The young architects of Brazilian practice Arquitetos Associados were given the brief of designing three buildings, each with its own specific style and function in keeping with the multi-facetted character of the park. One gallery is dedicated to the artist Miguel Río Branco; another, the Educational Centre, is named after landscape architect Roberto Burle Marx; the third, the Cosmococa Gallery, houses the distinctive installations of this avant-garde group that actively involve the spectator in a sensory, tactile experience. Each building reflects the attitude to art expressed by the works on display, relating to its surroundings with different strategies.
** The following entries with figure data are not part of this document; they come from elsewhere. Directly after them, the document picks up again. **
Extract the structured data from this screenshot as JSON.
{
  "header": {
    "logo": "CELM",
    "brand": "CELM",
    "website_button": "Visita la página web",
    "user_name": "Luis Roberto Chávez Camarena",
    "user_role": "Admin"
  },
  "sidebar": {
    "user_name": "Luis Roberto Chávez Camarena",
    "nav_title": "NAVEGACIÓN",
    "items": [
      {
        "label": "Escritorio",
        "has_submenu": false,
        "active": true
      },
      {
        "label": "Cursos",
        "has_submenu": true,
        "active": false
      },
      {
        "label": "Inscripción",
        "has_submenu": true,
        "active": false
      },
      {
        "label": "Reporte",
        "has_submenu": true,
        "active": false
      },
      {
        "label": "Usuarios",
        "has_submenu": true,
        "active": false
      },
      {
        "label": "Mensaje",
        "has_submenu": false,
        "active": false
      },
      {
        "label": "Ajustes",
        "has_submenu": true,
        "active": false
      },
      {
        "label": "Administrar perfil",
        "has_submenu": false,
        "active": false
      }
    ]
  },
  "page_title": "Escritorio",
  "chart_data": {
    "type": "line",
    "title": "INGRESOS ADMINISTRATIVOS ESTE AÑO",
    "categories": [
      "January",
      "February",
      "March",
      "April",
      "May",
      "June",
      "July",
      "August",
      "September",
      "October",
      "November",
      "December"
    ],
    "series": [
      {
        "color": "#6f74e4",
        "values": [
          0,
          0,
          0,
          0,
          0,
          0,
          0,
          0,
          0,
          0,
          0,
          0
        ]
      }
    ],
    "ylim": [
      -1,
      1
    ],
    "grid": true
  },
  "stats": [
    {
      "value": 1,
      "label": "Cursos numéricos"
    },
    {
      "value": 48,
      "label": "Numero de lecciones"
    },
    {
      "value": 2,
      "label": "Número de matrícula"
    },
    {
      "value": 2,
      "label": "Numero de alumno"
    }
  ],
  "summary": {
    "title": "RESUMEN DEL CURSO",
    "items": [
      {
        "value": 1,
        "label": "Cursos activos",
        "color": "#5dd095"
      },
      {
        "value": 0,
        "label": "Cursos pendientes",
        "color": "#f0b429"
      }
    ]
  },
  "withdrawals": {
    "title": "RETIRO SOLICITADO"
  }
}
Being able to work directly with Miguel Río Branco led to the creation of a pavilion that blends materiality and sensory refinement. Taking up a suggestion by the artist himself, the gallery stands in its landscape like a naturally outcropping mineral. Architecture and artwork become one and the same.
The building develops over several gradients making the terrain a fundamental part of the architectural programme. This is underlined by a paved pathway rising on the west perimeter and leading to an intermediate level where it opens out into a square flanked by a coffee shop and sheltered by the Cor-Ten steel and concrete of the adjacent gallery. A stairway leads from the square up to the exhibition halls.
Inside, the basement hall is a half-sunken square volume with double-layer concrete walls: an outer perimeter with a ramp of stairs at one end; and lower, inner walls letting in natural light from three sides on which large artworks are hung. The upper level is a windowless block, its Cor-Ten clad steel frame a prism-shaped wedge projecting into the landscape from its base.
The abstract geometry is further underlined by the texture and rusty gloss of the cladding slabs whose luminosity varies to great effect with the changing light. Inside, only the artworks are spot-lit in an otherwise darkened, introverted space.
The Cosmococa Gallery, in contrast, is set into its sloping terrain. The roof - reached by an external stairway on the perimeter - serves as a terrace-cum-bridge. The building comprises five separate, multi-purpose square environments that follow on from one another in labyrinthine style. The solid architecture is hunkered down into its natural setting, its locally sourced grey stone cladding adding to the sense of impregnability. In contrast, the bare un-rendered concrete walls within provide a discreet backdrop to the exuberant works of art.
The Burle Marx Educational Center houses a library, auditorium and coffee shop area. The horizontal architectural programme conforms to the extensive site, a feature emphasised by the accessible roof garden running the length of the building. Different length wings, each with large expanses of transparent lights protected by fixed-element sun shading, enclose an open inner court. The gentle gradient on the southern side is the natural site for a small amphitheatre.